7.3. Back or Counter E.M.F.
Refer Fig. 52. In a D.C. motor when the armature rotates, the conductors on it cut the lines of force of magnetic field in which they revolve, so that an e.m.f is induced in the armature as in a generator. The induced e.m.f. acts in opposition to the current in the machine and, therefore, to the applied voltage, so that it is customary to refer to this voltage as the ‘back e.m.f:’ That this is so can be deduced by Lenz’s law, which states that the direction of an induced e.m.f. is such as to oppose the change causing it, which is, of course, the applied voltage.

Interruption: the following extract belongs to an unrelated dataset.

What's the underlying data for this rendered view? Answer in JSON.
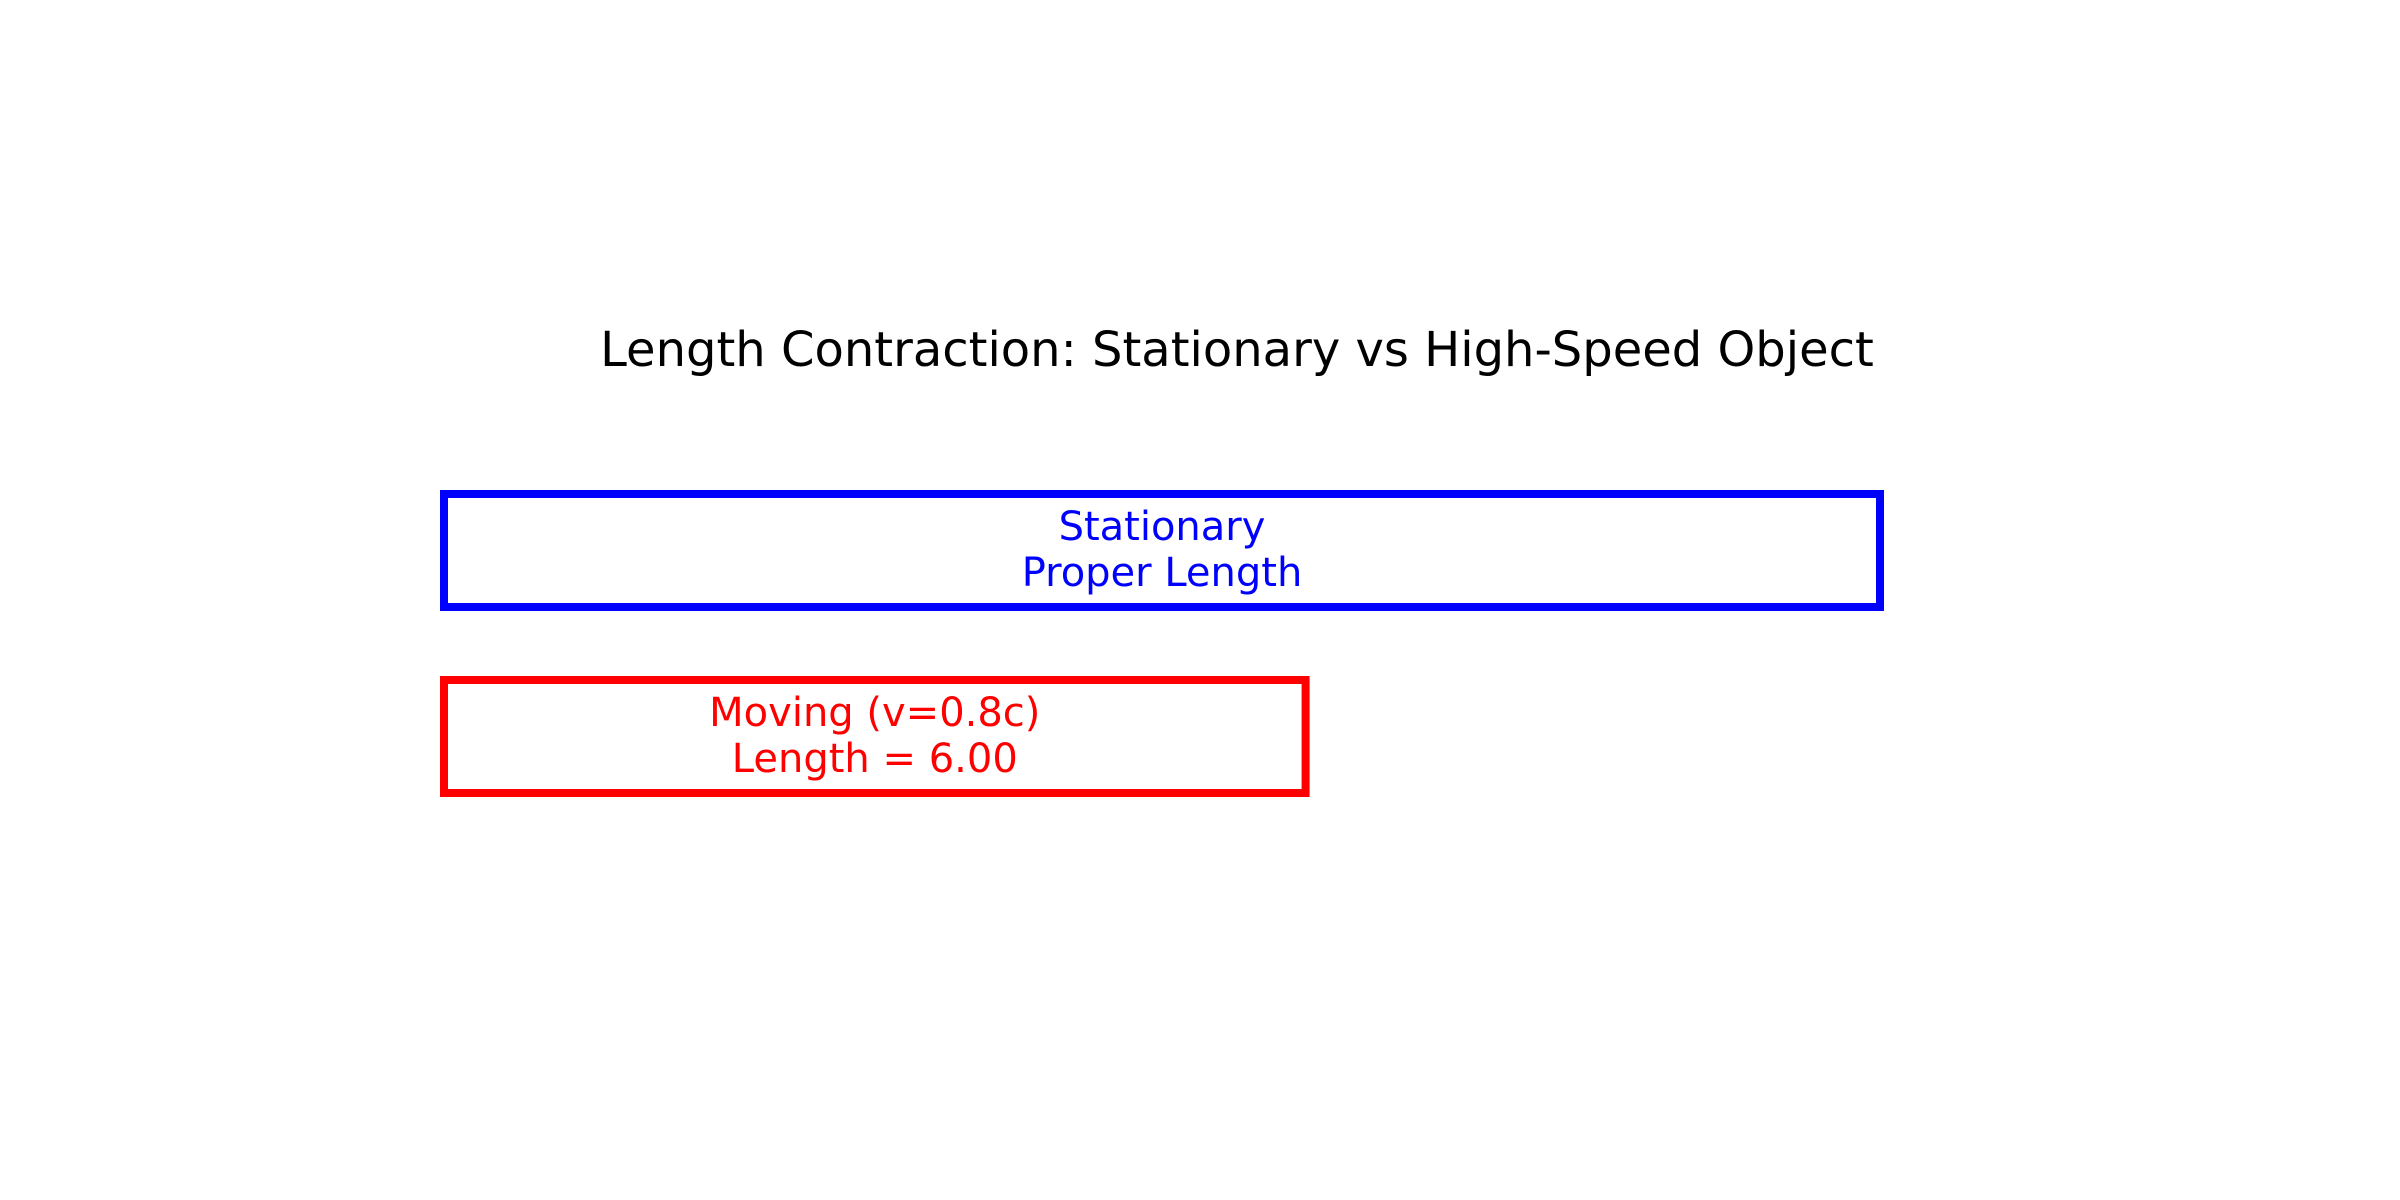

The magnitude of the back or counter e.m.f. can be calculated by using formula for the induced e.m.f. in a generator, and it is important in the case of the motor, to appreciate that this is proportional to the product of the flux and the speed. Thus if Eb denotes the back e.m.f., the flux and N the speed, we may write,
Eb = k ɸ N
Fig. 52. Motoring operation.
The value of back e.m.f. (Eb) is always less than the applied voltage, although difference is small when the machine is running under normal conditions. It is the difference between these two quantities which actually drives current through the resistance of the armature circuit. If this resistance is represented by Ra, the back e.m.f. by Eb and the applied voltage by V, then we have
V = Eb + IaRa
where Ia is the current in the armature circuit.